当時と比べれば、仕事柄、簡潔で要を得た文章を大量に作成する訓練を受けてきたおかげで、幾分は上手くなっているのだろうが、また5年後くらいに現在書いている文章を眺め直してみれば、また赤面してしまうんだろうな。恥ずかしいからと言って文章を書くのをやめることはできないので、良い文章を書くには日々訓練を続けるしかないか。

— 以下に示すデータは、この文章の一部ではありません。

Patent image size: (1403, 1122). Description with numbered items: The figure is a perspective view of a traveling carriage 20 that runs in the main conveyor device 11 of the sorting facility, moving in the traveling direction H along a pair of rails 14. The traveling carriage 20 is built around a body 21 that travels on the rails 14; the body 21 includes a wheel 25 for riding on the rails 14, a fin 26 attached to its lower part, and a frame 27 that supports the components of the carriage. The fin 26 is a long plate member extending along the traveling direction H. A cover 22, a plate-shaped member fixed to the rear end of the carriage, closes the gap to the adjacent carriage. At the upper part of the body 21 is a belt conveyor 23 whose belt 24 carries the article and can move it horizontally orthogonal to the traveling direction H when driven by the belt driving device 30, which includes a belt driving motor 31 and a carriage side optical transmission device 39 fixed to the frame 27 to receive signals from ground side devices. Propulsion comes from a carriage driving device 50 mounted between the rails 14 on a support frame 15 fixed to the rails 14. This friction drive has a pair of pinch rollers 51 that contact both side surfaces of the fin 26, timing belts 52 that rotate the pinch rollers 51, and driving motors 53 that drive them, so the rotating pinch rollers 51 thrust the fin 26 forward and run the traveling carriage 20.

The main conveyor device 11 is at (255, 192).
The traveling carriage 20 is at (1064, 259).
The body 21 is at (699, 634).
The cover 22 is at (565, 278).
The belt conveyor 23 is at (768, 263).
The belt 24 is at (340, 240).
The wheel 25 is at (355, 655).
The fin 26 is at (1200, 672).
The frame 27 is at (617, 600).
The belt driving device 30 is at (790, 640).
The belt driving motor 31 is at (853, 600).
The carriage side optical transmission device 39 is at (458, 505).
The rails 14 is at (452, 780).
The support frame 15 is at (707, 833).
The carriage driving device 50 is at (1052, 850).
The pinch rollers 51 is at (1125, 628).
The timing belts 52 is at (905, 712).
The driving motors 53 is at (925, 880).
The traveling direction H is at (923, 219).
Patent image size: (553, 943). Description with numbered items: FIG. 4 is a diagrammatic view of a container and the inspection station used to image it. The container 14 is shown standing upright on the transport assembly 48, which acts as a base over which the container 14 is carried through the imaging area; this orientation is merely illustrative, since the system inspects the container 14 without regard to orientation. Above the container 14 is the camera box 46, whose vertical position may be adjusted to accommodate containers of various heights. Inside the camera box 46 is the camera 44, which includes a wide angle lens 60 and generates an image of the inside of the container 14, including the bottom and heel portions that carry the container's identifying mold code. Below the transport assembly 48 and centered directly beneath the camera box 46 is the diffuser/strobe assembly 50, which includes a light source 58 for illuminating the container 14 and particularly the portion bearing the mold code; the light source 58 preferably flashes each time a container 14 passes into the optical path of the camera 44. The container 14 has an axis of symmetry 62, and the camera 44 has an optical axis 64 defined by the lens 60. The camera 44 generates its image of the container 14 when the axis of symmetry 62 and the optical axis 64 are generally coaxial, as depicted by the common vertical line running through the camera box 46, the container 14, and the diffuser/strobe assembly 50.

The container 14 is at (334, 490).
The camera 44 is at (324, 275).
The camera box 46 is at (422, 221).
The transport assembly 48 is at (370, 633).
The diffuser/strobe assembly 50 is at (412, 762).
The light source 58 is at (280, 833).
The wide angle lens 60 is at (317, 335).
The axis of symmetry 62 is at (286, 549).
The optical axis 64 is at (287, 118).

多分に僕が良い文章を書きたいとこだわる理由は、文章を書くことでしか思考を明確に整理することができないからだと思う。如何せん頭が悪いためか、頭の中でごにょごにょと考えていても思考が絡まっていくだけで、まったく思考が進まない。そこで文章に書き出してみると、いかに自分が物事をいい加減に考えているかというのが紙の上に無慈悲にも表れてしまうので、その出来の悪い文章を客体化して、再度批判を加えつつ、自分の考えを練り上げることができる。こういう文章の書き方になったのは、中学生ぐらいの時からパソコンで文章を書く癖がついたからかな。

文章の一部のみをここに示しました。